If you are an iPhone or iPad user, then this is one (very clever) scam that you need to be aware of.
The ACCC and iOS code developer Felix Krause are warning Apple users about a phishing scam that is so perfectly executed, even experts are having trouble detecting it.
How many times has your phone asked you to “Sign in to iTunes Store”? And how many times have you punched in your passcode without a second thought?
It’s time to start thinking twice before signing in.
Why? Because it could be a phishing scam, where scammers can gain access to your personal details (including credit card deets).
iTunes Pop Up Phishing Scam
This “Sign in to iTunes Store” fake pop up (on the left) looks eerily similar to the real password pop-up (on the right).
But the fake form “is capable of stealing credit card and personal details in just seconds,” Felix explains.
Can you tell the difference? We certainly can’t!
There are countless times when Apple asks for your sign in details, especially if you’re visiting the app or iTunes store. However, those popups are not only shown on the lock screen, and the home screen, but also inside random apps.

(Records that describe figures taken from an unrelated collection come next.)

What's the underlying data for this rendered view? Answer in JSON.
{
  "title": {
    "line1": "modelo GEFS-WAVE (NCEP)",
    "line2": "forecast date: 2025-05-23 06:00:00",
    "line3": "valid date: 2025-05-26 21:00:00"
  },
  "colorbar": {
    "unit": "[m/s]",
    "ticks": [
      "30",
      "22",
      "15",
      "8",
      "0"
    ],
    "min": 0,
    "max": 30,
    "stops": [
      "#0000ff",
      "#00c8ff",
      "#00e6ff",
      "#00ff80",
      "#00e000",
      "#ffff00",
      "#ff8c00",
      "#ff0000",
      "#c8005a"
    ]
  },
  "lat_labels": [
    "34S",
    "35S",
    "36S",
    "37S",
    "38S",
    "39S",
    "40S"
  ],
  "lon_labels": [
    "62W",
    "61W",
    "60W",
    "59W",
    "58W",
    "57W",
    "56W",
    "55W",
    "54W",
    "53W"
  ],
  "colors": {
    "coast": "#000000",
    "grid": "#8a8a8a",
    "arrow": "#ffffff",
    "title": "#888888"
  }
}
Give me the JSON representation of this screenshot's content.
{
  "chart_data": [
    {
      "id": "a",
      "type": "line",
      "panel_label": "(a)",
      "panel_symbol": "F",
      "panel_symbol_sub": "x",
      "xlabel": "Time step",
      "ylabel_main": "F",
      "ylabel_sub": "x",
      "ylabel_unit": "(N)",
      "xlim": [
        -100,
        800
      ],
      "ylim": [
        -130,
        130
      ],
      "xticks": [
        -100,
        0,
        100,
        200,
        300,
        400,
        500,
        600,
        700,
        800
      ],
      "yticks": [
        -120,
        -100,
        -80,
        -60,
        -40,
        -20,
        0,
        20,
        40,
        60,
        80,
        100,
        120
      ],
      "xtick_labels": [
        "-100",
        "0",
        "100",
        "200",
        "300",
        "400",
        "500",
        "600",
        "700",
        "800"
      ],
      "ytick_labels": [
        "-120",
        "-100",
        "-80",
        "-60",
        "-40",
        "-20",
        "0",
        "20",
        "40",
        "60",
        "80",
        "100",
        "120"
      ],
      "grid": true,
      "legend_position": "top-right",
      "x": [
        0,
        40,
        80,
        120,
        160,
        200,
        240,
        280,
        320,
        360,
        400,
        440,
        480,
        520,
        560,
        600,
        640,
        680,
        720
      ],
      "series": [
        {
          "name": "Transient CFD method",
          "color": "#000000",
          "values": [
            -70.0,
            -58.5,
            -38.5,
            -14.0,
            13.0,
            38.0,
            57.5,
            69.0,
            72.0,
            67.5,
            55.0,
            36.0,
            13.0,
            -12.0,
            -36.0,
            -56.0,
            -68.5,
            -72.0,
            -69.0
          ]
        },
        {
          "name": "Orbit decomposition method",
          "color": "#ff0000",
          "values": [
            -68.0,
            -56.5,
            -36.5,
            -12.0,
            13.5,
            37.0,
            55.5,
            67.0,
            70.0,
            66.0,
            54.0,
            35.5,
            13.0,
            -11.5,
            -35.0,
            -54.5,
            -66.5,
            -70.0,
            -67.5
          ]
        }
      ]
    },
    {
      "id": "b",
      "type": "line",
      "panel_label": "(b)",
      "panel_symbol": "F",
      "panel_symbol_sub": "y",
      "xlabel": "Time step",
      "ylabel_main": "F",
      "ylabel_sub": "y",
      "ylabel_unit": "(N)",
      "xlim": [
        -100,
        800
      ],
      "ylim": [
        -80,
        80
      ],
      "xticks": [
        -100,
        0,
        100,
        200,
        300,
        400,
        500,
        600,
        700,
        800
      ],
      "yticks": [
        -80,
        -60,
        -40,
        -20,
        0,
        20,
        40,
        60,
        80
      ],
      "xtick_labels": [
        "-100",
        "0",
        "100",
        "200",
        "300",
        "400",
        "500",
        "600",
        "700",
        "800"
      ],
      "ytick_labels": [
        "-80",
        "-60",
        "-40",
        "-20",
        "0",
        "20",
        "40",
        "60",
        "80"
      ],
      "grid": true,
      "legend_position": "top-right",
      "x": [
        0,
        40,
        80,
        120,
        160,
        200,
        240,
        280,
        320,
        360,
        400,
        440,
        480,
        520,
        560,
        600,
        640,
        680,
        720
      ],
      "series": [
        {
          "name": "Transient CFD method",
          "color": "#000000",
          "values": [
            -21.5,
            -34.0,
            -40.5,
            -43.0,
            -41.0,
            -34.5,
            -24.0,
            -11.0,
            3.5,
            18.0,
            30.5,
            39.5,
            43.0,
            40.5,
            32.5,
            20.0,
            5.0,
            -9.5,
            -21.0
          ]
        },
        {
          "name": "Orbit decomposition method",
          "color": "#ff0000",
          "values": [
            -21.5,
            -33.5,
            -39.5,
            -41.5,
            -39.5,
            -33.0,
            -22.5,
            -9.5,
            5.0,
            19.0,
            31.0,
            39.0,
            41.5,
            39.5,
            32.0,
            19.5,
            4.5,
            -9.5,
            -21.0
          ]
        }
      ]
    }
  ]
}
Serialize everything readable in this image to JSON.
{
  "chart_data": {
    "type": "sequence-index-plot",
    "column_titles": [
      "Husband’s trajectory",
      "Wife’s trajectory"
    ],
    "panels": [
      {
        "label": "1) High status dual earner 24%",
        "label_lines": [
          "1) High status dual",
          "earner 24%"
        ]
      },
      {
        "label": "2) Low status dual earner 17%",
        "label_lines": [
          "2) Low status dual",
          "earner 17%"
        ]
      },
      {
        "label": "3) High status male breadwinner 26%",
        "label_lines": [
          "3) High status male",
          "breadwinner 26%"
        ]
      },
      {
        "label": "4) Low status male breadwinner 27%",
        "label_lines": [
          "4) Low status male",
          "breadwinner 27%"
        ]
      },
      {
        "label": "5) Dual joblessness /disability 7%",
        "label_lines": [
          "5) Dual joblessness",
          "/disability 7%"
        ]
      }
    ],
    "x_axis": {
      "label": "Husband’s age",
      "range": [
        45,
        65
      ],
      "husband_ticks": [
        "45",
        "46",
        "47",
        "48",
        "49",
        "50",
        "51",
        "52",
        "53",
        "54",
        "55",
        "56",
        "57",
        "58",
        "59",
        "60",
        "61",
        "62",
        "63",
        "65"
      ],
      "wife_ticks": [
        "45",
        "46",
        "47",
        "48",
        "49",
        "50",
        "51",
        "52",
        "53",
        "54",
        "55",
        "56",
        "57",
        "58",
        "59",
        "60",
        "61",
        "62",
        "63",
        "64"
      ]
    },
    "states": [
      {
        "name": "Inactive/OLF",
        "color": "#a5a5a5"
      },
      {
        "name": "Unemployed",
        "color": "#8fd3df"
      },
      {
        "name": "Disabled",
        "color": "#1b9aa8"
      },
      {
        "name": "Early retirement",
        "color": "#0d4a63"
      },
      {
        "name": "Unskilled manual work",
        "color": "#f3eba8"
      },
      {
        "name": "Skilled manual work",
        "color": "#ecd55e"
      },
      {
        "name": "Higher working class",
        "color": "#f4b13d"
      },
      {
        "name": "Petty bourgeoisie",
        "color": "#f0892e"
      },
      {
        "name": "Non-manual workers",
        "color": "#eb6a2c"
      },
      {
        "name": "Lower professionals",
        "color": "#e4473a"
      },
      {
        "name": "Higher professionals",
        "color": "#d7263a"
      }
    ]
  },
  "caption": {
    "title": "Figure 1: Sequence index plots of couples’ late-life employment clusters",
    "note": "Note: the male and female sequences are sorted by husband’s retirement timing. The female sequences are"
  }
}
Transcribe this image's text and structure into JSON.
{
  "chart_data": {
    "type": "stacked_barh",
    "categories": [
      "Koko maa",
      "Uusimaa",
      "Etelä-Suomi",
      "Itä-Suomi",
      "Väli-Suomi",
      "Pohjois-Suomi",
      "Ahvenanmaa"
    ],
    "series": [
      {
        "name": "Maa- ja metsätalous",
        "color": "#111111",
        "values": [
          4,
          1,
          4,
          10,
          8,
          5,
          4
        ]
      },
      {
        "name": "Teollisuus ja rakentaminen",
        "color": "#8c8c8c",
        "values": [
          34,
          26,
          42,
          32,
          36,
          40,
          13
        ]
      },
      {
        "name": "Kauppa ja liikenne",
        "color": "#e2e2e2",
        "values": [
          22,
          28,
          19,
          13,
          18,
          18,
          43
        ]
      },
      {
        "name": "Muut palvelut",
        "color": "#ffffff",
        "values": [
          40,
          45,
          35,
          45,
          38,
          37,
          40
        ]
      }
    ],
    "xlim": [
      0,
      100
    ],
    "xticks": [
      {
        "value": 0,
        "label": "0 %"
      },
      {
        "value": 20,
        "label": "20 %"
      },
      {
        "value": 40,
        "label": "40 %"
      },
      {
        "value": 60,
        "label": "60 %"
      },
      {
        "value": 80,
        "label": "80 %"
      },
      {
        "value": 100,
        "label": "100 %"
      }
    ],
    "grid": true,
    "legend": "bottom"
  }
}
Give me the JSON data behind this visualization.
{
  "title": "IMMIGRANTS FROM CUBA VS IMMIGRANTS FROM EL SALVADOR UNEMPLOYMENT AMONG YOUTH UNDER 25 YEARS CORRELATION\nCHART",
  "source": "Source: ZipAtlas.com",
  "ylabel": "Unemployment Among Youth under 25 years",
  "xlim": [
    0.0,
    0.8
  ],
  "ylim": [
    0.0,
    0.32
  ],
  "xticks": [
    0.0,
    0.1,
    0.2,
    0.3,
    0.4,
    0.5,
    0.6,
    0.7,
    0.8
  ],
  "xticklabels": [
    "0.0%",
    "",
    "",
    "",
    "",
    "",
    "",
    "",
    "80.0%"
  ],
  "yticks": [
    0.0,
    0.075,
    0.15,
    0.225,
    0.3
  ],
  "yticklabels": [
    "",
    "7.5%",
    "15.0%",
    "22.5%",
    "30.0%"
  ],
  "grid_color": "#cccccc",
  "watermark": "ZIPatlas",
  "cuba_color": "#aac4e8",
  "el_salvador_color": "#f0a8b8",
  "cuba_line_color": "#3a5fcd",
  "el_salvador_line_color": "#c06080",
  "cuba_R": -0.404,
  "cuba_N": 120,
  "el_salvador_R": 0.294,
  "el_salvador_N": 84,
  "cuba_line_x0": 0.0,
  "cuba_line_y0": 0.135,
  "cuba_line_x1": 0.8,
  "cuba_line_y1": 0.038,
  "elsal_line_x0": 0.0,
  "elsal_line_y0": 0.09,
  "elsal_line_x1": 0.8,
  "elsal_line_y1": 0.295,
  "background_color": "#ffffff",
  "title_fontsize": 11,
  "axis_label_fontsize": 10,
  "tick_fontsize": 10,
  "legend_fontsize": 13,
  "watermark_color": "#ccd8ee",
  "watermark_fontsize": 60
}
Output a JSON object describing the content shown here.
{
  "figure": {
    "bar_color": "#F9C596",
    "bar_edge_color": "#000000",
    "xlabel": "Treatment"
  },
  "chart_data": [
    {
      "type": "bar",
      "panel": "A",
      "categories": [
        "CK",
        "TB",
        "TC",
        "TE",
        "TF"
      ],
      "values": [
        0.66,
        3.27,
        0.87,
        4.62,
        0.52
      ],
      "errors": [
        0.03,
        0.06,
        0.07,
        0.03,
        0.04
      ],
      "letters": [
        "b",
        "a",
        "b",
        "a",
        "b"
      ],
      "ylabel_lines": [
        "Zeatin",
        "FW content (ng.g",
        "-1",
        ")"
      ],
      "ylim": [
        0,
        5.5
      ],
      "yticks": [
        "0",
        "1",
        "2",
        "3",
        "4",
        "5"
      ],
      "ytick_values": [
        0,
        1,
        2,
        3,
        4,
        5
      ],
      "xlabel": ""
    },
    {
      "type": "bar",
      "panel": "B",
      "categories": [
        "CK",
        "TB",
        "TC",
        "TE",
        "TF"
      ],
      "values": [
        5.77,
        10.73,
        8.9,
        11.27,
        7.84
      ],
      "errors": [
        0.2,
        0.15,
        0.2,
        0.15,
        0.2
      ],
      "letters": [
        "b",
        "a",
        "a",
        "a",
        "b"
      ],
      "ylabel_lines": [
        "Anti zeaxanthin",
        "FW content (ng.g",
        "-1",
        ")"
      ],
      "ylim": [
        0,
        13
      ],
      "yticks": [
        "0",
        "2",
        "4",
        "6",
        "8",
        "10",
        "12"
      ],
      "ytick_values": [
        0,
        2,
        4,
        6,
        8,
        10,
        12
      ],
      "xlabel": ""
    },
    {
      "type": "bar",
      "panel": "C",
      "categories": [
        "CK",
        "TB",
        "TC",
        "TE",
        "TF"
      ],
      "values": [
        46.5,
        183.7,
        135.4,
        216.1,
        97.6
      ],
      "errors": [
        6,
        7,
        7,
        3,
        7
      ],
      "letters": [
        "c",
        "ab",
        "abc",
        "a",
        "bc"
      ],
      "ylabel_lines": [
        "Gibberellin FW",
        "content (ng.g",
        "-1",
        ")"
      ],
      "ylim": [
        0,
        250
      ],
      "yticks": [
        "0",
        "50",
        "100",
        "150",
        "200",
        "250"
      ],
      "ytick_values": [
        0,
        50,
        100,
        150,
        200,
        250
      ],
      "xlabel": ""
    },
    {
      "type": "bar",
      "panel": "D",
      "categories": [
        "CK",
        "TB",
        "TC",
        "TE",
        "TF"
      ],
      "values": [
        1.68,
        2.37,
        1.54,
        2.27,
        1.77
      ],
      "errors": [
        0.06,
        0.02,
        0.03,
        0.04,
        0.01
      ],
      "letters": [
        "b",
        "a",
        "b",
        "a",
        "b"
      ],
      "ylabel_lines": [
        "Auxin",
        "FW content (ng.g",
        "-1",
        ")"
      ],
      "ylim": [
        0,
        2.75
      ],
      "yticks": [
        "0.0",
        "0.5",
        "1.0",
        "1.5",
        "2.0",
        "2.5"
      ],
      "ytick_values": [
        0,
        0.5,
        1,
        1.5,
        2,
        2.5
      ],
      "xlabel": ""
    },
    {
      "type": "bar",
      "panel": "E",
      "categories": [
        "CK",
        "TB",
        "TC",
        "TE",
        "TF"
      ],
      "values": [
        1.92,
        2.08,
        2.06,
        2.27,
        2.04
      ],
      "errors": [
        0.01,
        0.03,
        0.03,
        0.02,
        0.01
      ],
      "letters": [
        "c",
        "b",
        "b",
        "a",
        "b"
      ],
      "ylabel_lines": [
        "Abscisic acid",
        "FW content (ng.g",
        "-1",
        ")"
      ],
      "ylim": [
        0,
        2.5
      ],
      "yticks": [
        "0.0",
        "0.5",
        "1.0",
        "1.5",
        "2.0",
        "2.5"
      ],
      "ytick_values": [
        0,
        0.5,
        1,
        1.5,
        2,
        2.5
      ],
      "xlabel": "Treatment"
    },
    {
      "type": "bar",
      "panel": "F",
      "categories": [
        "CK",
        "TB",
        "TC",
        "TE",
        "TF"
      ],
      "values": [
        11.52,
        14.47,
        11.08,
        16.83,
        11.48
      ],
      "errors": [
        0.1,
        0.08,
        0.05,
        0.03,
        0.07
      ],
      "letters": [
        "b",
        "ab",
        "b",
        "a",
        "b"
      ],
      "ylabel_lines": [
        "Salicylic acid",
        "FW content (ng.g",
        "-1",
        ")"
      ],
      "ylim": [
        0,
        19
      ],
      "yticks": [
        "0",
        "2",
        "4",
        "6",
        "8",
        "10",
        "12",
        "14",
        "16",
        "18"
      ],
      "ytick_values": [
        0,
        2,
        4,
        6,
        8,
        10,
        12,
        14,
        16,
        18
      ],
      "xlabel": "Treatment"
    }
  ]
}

“This could easily be abused by any app, just by showing an UIAlertController, that looks exactly like the system dialog,” Felix adds.
How to protect yourself
If you are in an app and receive the “Sign in” pop up, Felix suggests hitting the home button to see if the app quits.
“If it closes the app, and with it the dialog, then this was a phishing attack.”
Felix adds that it’s safer to enter your Apple ID in Settings and go from there instead. That way you avoid the pop-up and potential phishing scam altogether.
Phishing on the rise
Phishing scams are one of the most popular types of online scams. They involve a scammer pretending to a government departments or a well-known business, such as Apple.
“It’s difficult to spot a scammer online these days as they go to great lengths to trick the public and steal personal information and money,” says ACCC Deputy Chair Delia Rickard.
The ACCC’s Scamwatch site has received more than 51,000 reports already this year of scammers trying to con people online. Online scam losses total nearly $37 million so far in 2017.